Asher masih terengah-engah, dadanya naik turun dengan liar. Matanya kosong karena sesuatu yang berbahaya, masih berdenyut dalam dirinya.
Lalu, sebuah suara membuatnya membeku.
"Asher..."
Ren.
Asher menoleh, dan dunianya seakan berhenti sejenak.
Ren masih berdiri dengan susah payah, tubuhnya gemetar, napasnya tersengal. Tapi yang membuat Asher benar-benar terdiam adalah ekspresi di wajah gadis itu.
Bukan ketakutan pada Dante.
Tapi pada dirinya.
Dan seketika, semua kemarahan yang membakar darahnya... perlahan meredup.
"Asher, lari!" Kai menarik lengannya sekali lagi, lebih kuat kali ini.

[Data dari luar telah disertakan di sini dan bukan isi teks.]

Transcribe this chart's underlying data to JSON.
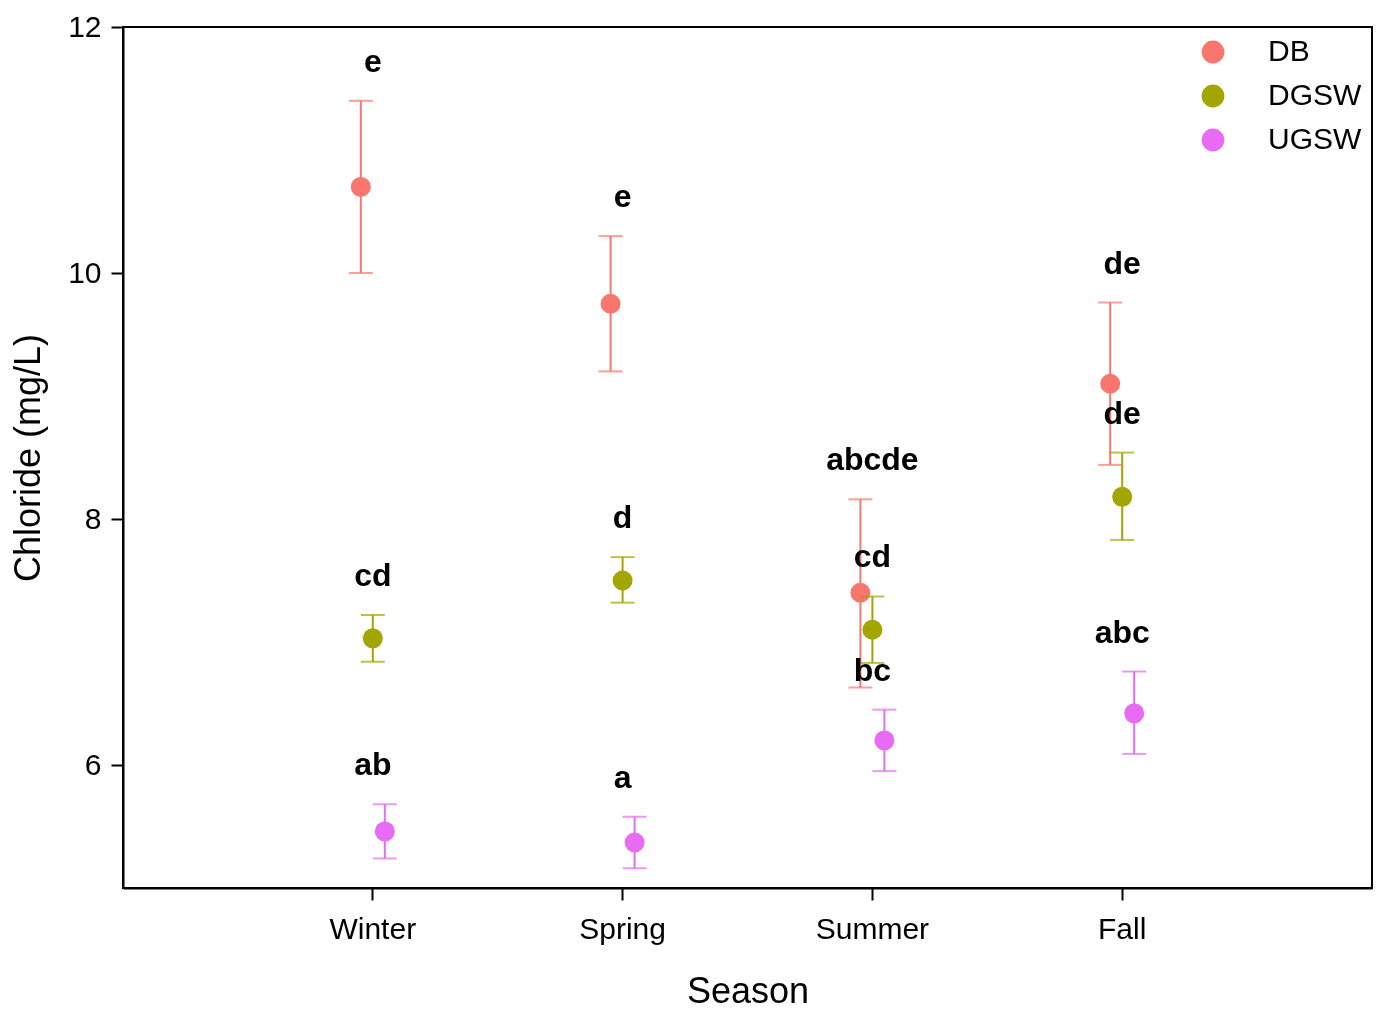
{
  "chart_data": {
    "type": "scatter",
    "xlabel": "Season",
    "ylabel": "Chloride (mg/L)",
    "categories": [
      "Winter",
      "Spring",
      "Summer",
      "Fall"
    ],
    "ylim": [
      5,
      12
    ],
    "yticks": [
      6,
      8,
      10,
      12
    ],
    "grid": false,
    "legend": "top right",
    "marker": "circle",
    "series": [
      {
        "name": "DB",
        "color": "#f8766d",
        "values": [
          10.7,
          9.75,
          7.4,
          9.1
        ],
        "errors": [
          [
            10.0,
            11.4
          ],
          [
            9.2,
            10.3
          ],
          [
            6.63,
            8.16
          ],
          [
            8.44,
            9.76
          ]
        ]
      },
      {
        "name": "DGSW",
        "color": "#a3a500",
        "values": [
          7.03,
          7.5,
          7.1,
          8.18
        ],
        "errors": [
          [
            6.84,
            7.22
          ],
          [
            7.32,
            7.69
          ],
          [
            6.83,
            7.37
          ],
          [
            7.83,
            8.54
          ]
        ]
      },
      {
        "name": "UGSW",
        "color": "#e76bf3",
        "values": [
          5.46,
          5.37,
          6.2,
          6.42
        ],
        "errors": [
          [
            5.24,
            5.68
          ],
          [
            5.16,
            5.58
          ],
          [
            5.95,
            6.45
          ],
          [
            6.09,
            6.76
          ]
        ]
      }
    ],
    "annotations": [
      {
        "text": "e",
        "x": "Winter",
        "y": 11.4
      },
      {
        "text": "cd",
        "x": "Winter",
        "y": 7.22
      },
      {
        "text": "ab",
        "x": "Winter",
        "y": 5.68
      },
      {
        "text": "e",
        "x": "Spring",
        "y": 10.3
      },
      {
        "text": "d",
        "x": "Spring",
        "y": 7.69
      },
      {
        "text": "a",
        "x": "Spring",
        "y": 5.58
      },
      {
        "text": "abcde",
        "x": "Summer",
        "y": 8.16
      },
      {
        "text": "cd",
        "x": "Summer",
        "y": 7.37
      },
      {
        "text": "bc",
        "x": "Summer",
        "y": 6.45
      },
      {
        "text": "de",
        "x": "Fall",
        "y": 9.76
      },
      {
        "text": "de",
        "x": "Fall",
        "y": 8.54
      },
      {
        "text": "abc",
        "x": "Fall",
        "y": 6.76
      }
    ]
  }
}
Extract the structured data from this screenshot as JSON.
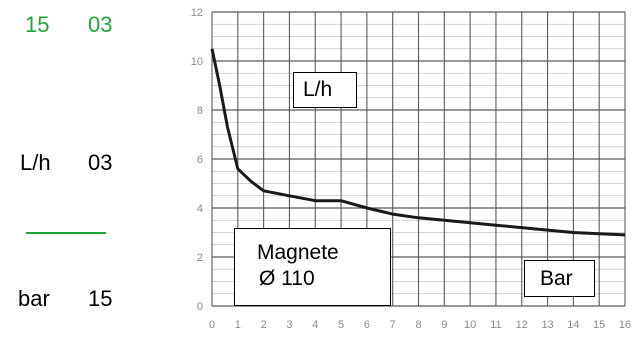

Asher masih terpaku sesaat, tapi lalu lelaki itu akhirnya menurut.
Tanpa sepatah kata, mereka semua berbalik dan melesat ke arah gang belakang. Langkah mereka berpacu dengan suara sirene yang mulai menggema di kejauhan, menandakan bahwa kekacauan ini sudah menarik perhatian yang lebih besar.